I notice some issues with the Java float precision

       Float.parseFloat(\"0.0065\") - 0.001  // 0.0055000000134110451
       new Float(\"0.027\") - 0.001          


        

Answer 1

I would convert your float to a string and then use BigDecimal.

This link explains it well

new BigDecimal(String.valueOf(yourDoubleValue));

Dont use the BigDecimal double constructor though as you will still get errors

Answer 2

See What Every Computer Scientist Should Know About Floating-Point Arithmetic. Your results look correct to me.

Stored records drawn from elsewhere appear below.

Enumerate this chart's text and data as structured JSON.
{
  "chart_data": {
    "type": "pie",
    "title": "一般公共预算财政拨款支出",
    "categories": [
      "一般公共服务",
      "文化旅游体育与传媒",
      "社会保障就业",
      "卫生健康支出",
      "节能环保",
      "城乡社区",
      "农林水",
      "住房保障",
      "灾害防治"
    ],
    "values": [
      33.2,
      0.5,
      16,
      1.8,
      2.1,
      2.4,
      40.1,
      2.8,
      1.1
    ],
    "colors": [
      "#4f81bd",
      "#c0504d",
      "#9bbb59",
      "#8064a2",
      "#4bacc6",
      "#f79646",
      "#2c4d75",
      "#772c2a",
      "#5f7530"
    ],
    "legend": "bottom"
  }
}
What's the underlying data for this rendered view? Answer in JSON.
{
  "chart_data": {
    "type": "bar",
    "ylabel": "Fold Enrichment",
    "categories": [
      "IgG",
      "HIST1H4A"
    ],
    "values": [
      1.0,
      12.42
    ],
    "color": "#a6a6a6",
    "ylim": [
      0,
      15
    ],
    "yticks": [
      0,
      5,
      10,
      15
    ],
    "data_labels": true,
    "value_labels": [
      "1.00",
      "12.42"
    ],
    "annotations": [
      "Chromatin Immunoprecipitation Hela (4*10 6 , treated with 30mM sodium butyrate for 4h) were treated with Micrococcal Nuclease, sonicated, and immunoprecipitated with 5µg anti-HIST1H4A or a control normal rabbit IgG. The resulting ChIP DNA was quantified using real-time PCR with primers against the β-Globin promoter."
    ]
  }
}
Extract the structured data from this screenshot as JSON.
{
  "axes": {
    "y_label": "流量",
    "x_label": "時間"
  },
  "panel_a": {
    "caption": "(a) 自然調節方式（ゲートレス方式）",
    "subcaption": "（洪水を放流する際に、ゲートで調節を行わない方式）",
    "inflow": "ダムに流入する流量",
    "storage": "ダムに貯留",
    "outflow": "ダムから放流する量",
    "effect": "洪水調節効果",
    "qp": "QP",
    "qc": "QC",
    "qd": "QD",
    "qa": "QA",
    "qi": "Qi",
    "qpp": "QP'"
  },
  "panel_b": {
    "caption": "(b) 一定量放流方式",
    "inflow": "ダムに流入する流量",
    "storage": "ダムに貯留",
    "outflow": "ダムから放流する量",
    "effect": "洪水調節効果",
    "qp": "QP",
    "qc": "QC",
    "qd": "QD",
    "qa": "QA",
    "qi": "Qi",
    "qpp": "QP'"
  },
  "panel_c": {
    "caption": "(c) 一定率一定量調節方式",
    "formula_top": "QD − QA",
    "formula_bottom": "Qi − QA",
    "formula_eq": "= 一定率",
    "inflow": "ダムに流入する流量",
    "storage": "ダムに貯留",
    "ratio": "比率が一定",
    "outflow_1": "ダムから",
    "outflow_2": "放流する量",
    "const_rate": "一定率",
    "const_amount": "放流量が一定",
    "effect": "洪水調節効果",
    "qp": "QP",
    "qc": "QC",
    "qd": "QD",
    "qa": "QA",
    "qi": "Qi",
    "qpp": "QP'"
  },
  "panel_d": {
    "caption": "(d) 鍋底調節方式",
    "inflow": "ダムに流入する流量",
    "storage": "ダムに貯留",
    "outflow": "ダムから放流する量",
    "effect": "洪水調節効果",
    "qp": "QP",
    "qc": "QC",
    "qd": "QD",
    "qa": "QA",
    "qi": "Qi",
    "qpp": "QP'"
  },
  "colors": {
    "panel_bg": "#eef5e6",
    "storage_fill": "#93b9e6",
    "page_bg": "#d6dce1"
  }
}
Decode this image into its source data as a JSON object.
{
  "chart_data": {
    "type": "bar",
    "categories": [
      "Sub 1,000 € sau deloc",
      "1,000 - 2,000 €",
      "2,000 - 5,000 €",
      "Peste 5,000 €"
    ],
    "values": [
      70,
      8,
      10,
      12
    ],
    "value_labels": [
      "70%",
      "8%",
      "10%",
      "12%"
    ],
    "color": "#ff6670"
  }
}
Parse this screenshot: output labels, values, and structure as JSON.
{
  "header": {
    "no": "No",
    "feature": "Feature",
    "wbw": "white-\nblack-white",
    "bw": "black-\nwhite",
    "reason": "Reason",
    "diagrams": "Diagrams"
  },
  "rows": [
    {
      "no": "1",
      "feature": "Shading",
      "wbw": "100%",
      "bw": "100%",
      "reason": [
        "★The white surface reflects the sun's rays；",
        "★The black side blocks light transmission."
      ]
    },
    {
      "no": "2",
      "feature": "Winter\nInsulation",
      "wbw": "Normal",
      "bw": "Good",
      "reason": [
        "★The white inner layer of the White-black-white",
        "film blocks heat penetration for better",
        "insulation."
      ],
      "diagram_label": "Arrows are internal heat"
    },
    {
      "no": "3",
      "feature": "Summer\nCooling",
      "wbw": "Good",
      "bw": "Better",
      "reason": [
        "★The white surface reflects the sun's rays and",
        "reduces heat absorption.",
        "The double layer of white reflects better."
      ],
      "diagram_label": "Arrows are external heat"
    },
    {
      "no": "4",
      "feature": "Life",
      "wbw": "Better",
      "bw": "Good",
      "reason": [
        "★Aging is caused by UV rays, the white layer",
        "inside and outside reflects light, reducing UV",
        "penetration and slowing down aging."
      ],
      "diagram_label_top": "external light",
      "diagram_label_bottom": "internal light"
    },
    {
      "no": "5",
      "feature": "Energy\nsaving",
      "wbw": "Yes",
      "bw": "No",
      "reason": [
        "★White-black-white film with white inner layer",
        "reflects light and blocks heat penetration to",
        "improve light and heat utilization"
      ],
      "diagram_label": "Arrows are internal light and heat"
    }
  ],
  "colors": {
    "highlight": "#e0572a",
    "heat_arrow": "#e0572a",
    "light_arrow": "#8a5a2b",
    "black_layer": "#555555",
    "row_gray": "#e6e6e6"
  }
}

If you don't like how floating-point numbers work, try something like BigDecimal instead.

Answer 3

The problem is simply that float has finite precision; it cannot represent 0.0065 exactly. (The same is true of double, of course: it has greater precision, but still finite.)

A further problem, which makes the above problem more obvious, is that 0.001 is a double rather than a float, so your float is getting promoted to a double to perform the subtraction, and of course at that point the system has no way to recover the missing precision that a double could have represented to begin with. To address that, you would write:

float f = Float.parseFloat("0.0065") - 0.001f;

using 0.001f instead of 0.001.

Answer 4

From the Java Tutorials page on Primitive Data Types:

A floating-point literal is of type float if it ends with the letter F or f; otherwise its type is double and it can optionally end with the letter D or d.

So I think your literals (0.001) are doubles and you're subtracting doubles from floats.

Try this instead:

System.out.println((0.0065F - 0.001D)); // 0.005500000134110451
System.out.println((0.0065F - 0.001F)); // 0.0055

... and you'll get:

0.005500000134110451
0.0055

So add F suffixes to your literals and you should get better results:

Float.parseFloat("0.0065") - 0.001F
new Float("0.027") - 0.001F
Float.valueOf("0.074") - 0.001F

Answer 5

Floating point cannot accurately represent decimal numbers. If you need an accurate representation of a number in Java, you should use the java.math.BigDecimal class:

BigDecimal d = new BigDecimal("0.0065");

Answer 6

You're getting the right results. There is no such float as 0.027 exactly, nor is there such a double. You will always get these errors if you use float or double.

float and double are stored as binary fractions: something like 1/2 + 1/4 + 1/16... You can't get all decimal values to be stored exactly as finite-precision binary fractions. It's just not mathematically possible.

The only alternative is to use BigDecimal, which you can use to get exact decimal values.